De rechtbank Rotterdam heeft op 20 november 2024 een 28-jarige vrouw en een 31-jarige man vrijgesproken van poging tot doodslag en zware mishandeling van hun vijf weken oude dochter. Hoewel vastgesteld is dat het meisje ernstige verwondingen had, waaronder botbreuken en bloeduitstortingen, kon niet worden bewezen wie van de ouders verantwoordelijk was voor het toebrengen van dit letsel.
Op 16 juli 2020 brachten de ouders hun dochter met ernstige verwondingen naar het ziekenhuis. Medisch personeel constateerde dat de aard van de verwondingen niet verklaard kon worden door een medische oorzaak en meldde het incident bij de autoriteiten. Deskundigen concludeerden dat de verwondingen waarschijnlijker het gevolg waren van mishandeling dan van een ongeluk, gezien de specifieke kenmerken van de breuken en de combinatie van letsels.

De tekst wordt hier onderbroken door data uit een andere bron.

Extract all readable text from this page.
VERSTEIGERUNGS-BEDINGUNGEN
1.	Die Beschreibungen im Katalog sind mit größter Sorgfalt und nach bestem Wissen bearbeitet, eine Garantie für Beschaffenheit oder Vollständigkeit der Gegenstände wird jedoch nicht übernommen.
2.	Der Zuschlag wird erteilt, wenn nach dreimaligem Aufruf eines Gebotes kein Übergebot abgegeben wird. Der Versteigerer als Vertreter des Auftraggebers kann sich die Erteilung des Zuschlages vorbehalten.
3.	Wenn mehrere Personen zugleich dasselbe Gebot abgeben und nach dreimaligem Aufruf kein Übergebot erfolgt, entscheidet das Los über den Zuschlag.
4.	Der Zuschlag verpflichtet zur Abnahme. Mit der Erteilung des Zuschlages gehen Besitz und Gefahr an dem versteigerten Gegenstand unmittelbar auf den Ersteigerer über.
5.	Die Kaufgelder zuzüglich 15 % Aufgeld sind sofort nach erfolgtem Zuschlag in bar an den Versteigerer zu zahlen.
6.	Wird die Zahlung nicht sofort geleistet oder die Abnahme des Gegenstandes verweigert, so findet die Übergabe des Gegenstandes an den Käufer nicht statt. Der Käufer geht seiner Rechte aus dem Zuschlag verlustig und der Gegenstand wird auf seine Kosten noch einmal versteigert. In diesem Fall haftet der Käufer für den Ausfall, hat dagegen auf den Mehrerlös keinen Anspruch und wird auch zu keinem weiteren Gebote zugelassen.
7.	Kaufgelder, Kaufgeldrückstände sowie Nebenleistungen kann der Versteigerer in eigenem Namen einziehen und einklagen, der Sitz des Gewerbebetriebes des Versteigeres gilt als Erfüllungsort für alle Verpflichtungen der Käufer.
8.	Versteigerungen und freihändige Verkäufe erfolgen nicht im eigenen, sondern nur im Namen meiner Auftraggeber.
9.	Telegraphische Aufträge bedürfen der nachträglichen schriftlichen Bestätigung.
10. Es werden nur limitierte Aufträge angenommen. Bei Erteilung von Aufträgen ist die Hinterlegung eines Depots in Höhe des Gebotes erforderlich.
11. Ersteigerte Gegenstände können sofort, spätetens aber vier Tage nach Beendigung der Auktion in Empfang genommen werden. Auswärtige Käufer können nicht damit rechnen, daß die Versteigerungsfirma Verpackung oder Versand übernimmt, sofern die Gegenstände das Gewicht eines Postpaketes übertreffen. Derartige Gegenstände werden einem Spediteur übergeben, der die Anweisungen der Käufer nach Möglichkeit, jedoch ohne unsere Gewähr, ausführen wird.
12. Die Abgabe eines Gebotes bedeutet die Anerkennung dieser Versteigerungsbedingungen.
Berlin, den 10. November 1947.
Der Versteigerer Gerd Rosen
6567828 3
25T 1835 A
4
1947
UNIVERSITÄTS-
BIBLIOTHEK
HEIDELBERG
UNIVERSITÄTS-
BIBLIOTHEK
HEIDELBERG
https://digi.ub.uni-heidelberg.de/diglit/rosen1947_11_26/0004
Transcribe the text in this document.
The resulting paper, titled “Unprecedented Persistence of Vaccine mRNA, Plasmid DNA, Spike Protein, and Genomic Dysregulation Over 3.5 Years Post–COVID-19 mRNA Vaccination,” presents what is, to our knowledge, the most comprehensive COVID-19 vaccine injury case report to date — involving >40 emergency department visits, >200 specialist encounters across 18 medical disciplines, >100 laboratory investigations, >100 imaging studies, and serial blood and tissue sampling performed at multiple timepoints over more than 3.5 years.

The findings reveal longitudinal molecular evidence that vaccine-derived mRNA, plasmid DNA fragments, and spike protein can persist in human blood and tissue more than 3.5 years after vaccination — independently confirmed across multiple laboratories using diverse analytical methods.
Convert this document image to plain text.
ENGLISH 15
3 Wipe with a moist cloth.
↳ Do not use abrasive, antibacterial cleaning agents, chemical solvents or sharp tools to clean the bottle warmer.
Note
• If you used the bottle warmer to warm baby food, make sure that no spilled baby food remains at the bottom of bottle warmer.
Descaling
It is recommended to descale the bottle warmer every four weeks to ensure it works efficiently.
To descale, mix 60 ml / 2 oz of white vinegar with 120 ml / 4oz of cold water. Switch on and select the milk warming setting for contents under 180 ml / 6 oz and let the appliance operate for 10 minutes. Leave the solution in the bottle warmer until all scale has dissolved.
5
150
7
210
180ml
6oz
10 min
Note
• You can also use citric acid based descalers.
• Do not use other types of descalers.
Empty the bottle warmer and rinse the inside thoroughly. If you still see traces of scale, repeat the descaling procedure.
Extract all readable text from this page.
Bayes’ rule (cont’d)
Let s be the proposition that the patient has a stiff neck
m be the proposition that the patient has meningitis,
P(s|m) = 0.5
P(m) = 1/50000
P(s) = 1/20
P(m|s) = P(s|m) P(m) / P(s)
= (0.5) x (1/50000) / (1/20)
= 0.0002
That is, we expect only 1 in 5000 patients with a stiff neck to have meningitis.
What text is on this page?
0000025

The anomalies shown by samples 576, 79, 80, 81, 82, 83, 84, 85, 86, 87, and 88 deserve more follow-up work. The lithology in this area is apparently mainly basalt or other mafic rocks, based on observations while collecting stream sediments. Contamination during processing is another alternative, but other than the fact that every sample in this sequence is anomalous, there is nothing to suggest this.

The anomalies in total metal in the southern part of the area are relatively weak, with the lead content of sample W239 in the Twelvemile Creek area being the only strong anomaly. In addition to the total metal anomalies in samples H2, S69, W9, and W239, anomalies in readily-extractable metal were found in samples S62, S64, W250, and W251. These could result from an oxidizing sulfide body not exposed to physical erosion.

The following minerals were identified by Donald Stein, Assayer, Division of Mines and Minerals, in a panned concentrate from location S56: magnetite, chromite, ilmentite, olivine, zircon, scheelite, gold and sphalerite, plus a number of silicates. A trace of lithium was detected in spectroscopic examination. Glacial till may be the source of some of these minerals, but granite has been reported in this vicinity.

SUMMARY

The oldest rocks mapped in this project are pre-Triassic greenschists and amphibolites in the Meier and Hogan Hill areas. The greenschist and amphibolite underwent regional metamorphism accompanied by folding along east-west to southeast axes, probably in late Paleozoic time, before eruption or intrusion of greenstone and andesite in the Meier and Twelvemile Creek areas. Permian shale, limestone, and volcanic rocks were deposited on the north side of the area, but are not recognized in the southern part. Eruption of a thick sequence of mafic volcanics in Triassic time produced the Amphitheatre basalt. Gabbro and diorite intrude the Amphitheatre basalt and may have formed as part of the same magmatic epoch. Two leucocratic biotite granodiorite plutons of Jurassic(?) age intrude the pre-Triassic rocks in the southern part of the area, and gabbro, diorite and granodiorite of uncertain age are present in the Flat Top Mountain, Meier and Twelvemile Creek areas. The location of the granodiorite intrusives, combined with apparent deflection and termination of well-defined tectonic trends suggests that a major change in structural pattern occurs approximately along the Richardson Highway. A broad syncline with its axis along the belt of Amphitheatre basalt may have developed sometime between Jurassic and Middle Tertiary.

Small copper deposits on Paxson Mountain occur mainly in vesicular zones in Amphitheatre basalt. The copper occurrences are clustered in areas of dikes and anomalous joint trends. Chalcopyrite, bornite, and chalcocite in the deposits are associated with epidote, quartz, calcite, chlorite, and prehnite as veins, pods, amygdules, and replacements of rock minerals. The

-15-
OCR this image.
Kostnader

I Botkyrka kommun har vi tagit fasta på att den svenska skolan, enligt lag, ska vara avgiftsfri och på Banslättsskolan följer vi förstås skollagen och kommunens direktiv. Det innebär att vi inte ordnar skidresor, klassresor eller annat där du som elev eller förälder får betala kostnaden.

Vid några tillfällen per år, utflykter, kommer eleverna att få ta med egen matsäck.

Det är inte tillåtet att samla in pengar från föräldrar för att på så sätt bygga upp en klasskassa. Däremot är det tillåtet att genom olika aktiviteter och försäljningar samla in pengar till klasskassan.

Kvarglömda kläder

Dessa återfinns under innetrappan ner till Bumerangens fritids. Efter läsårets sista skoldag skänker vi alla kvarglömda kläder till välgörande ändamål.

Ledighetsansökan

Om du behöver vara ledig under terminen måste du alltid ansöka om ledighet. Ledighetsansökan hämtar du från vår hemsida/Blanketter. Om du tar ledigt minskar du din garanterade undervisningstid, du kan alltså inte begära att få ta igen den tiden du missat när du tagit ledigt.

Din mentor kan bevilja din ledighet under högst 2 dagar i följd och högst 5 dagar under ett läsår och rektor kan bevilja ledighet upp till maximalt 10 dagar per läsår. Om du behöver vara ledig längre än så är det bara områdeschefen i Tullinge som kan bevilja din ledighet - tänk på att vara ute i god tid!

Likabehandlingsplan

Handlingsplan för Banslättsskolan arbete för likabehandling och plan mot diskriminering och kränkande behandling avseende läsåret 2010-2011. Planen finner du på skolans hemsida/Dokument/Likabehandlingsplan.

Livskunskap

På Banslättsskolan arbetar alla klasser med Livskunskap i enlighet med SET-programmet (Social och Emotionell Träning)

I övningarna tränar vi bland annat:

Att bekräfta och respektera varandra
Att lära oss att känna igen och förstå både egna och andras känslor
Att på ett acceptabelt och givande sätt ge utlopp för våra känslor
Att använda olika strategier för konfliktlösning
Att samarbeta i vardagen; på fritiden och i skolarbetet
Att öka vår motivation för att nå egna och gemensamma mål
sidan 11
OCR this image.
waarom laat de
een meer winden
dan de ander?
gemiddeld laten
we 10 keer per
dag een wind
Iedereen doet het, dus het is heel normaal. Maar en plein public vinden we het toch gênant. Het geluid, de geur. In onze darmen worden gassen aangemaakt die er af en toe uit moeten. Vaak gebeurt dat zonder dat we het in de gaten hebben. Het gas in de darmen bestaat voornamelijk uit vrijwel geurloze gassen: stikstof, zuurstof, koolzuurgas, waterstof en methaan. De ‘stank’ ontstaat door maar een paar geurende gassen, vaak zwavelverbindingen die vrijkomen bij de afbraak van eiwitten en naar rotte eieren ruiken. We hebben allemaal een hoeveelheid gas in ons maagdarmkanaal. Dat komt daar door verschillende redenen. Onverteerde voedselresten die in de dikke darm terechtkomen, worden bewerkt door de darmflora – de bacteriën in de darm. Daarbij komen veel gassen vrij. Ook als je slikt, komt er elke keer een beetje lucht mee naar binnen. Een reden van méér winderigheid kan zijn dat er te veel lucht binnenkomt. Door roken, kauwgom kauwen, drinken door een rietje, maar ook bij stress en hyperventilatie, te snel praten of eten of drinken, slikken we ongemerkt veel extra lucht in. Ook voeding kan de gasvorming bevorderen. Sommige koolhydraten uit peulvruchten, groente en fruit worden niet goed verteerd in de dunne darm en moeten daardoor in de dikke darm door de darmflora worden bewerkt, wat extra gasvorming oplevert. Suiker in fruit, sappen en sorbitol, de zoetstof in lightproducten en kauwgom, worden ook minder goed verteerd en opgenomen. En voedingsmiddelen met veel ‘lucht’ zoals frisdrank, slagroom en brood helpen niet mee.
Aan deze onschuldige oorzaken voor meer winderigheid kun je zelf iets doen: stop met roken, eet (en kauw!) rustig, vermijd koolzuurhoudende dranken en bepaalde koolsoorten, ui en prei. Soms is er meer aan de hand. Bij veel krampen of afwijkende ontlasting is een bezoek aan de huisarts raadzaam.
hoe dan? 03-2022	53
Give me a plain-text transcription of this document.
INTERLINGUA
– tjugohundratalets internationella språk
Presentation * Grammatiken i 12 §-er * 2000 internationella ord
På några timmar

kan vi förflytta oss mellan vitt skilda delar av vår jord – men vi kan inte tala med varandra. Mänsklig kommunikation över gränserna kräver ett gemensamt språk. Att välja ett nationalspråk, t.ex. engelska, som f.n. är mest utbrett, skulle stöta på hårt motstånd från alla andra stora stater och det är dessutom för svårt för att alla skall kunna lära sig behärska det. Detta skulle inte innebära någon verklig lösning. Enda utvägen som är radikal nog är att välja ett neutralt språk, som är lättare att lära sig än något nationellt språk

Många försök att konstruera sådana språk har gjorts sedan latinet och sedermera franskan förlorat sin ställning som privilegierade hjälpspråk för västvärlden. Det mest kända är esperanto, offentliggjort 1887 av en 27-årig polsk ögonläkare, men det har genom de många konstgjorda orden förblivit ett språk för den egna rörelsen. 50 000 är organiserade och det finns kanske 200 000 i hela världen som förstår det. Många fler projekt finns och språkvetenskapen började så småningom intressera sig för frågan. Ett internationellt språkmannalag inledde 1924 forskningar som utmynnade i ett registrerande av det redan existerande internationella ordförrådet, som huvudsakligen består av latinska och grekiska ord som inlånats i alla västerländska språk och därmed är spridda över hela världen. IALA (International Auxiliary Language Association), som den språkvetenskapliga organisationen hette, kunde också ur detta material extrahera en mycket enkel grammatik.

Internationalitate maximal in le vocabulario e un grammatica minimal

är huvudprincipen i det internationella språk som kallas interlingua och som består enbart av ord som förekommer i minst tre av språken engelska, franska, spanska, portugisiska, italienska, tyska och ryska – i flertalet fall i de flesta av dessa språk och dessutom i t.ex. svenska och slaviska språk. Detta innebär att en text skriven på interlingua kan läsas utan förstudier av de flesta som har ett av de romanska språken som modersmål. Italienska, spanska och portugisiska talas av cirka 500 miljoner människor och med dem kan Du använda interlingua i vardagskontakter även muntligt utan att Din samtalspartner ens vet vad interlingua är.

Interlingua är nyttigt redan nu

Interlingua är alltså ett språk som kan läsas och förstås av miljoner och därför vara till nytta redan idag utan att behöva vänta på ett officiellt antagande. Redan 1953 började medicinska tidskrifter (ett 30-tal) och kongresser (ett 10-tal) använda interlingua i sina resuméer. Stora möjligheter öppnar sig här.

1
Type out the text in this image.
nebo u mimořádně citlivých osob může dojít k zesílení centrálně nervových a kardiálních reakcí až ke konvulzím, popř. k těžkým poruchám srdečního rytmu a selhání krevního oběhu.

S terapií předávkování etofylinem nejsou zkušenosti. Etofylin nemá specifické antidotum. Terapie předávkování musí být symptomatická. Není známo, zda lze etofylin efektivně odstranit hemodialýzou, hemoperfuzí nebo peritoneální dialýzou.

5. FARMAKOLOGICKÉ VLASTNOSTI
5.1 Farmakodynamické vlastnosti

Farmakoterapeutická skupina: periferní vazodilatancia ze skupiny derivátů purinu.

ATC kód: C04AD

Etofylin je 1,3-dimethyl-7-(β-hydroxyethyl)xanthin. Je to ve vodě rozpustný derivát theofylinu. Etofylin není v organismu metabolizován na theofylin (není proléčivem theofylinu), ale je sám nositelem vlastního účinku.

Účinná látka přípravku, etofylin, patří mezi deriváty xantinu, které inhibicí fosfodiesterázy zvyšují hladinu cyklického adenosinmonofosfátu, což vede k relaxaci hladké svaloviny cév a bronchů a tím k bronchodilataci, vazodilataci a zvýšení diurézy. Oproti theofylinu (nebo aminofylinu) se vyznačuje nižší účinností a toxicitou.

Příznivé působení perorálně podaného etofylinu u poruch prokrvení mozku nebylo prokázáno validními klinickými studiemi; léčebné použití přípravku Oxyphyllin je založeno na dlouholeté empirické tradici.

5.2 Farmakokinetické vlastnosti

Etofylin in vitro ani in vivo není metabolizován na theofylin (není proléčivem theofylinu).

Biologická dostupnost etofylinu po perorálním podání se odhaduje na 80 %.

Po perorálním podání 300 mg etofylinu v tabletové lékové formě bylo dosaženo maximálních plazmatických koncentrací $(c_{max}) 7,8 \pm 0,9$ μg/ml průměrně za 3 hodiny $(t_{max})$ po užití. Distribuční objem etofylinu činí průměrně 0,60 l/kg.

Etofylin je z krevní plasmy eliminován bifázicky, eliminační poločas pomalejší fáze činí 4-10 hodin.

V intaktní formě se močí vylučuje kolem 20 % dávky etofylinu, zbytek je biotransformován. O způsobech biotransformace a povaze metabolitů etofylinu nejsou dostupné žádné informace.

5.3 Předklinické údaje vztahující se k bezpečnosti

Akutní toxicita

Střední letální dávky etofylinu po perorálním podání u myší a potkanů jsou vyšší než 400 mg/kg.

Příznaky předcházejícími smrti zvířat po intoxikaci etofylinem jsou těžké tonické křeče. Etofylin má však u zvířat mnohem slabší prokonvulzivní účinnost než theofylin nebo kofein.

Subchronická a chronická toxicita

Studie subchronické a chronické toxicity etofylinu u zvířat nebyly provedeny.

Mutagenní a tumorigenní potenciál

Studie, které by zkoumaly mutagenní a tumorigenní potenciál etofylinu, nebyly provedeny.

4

De rechtbank stelde vast dat het meisje is mishandeld en dat het letsel is ontstaan in een periode waarin de ouders de enige verzorgers waren. Echter, uit het beschikbare bewijs kon niet worden afgeleid wie van de ouders het letsel heeft toegebracht. Hierdoor achtte de rechtbank het niet mogelijk om tot een veroordeling over te gaan en sprak beide ouders vrij.